Konon, pada 1943, Cak Durasim mati ditembak tentara Jepang saat suatu malam dia mentas ludruk di Peterongan, Jombang. Demikianlah salah satu versi cerita. Pasalnya sepele, malam itu dia berkidungan begini: Pegupon omahe doro/Melok Nipon tambah sengsoro (Pegupon rumahnya burung dara/Ikut Nipon tambah bikin menderita). Sudah lama Nipon telah dibikin geram oleh kidungan Cak Durasim yang nylekit itu. Ternyata, kata-kata, pada momen itu, menggoreskan luka dalam ingatan kolektif. Menjadi subversif, saat kekuasaan bertakhta.

Beberapa tahun sebelum peristiwa berdarah itu, sejarah mencatat bahwa keberadaan ludruk muncul 1932 sebagai suatu bentuk pemberontakan kaum petani (atau rakyat jelata) terhadap hegemoni tiranik juragan penindas, penjajah dan antek-anteknya. Hal demikian sudah terjadi sejak penjajahan bercokol di negeri ini. Pasca 1945 ludruk semakin berkembang pesat. Ironisnya, masa itu ludruk dimanfaatkan parpol sebagai kendaraan politik. Pada 1965 banyak group ludruk menjadi onderbouw-nya LEKRA. Setelah Gestapu surut, ludruk mengalami kemerosotan fatal. Dan pada 1967, atas gagasan TNI dan POLRI, ludruk dibangkitkan kembali.

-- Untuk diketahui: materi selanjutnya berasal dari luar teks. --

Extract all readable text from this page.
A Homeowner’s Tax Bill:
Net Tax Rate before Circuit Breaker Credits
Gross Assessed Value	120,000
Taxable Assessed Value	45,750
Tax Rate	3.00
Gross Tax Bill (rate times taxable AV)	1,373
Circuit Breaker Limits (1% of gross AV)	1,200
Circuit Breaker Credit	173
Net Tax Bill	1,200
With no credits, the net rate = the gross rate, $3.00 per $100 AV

Selanjutnya, kenyataan ini pula yang menggerakkan James L. Peacock untuk melakukan riset serius terhadap 82 kelompok ludruk di Surabaya pada era 60-an. Dan baru 2005, buku karya jebolan Universitas Nort Caroline yang berumbul Ritus Modernisasi: Aspek Sosial dan Simbolik Teater Rakyat Indonesia (Desantara: Jakarta) ini terbit. Dalam buku tersebut Peacock mengapresiasi ludruk sebagai klasifikasi secara simbolik dalam aras tindakan-tindakan sosial dan sebagai ajang-tawar bagi penonton untuk “terlibat” secara emosional. Karya Peacock ini telah dijadikan kajian penting terhadap seni pertunjukan Indonesia, disamping karya James R. Brandon (Theatre in Southeast Asia), Claire Holt, R.M. Soedarsono, Jennifer Lindsay, dan lain-lain. Melalui buku ini Peacock menunjukkan seproletar apa pun, seperti halnya komunitas ludruk, komunitas-komunitas yang tak pernah dinyana dari kacamata modernitas, ternyata mujarab memerankan diri dalam menjembatani dan mengawal suatu nilai urgensif dalam perubahan sosial.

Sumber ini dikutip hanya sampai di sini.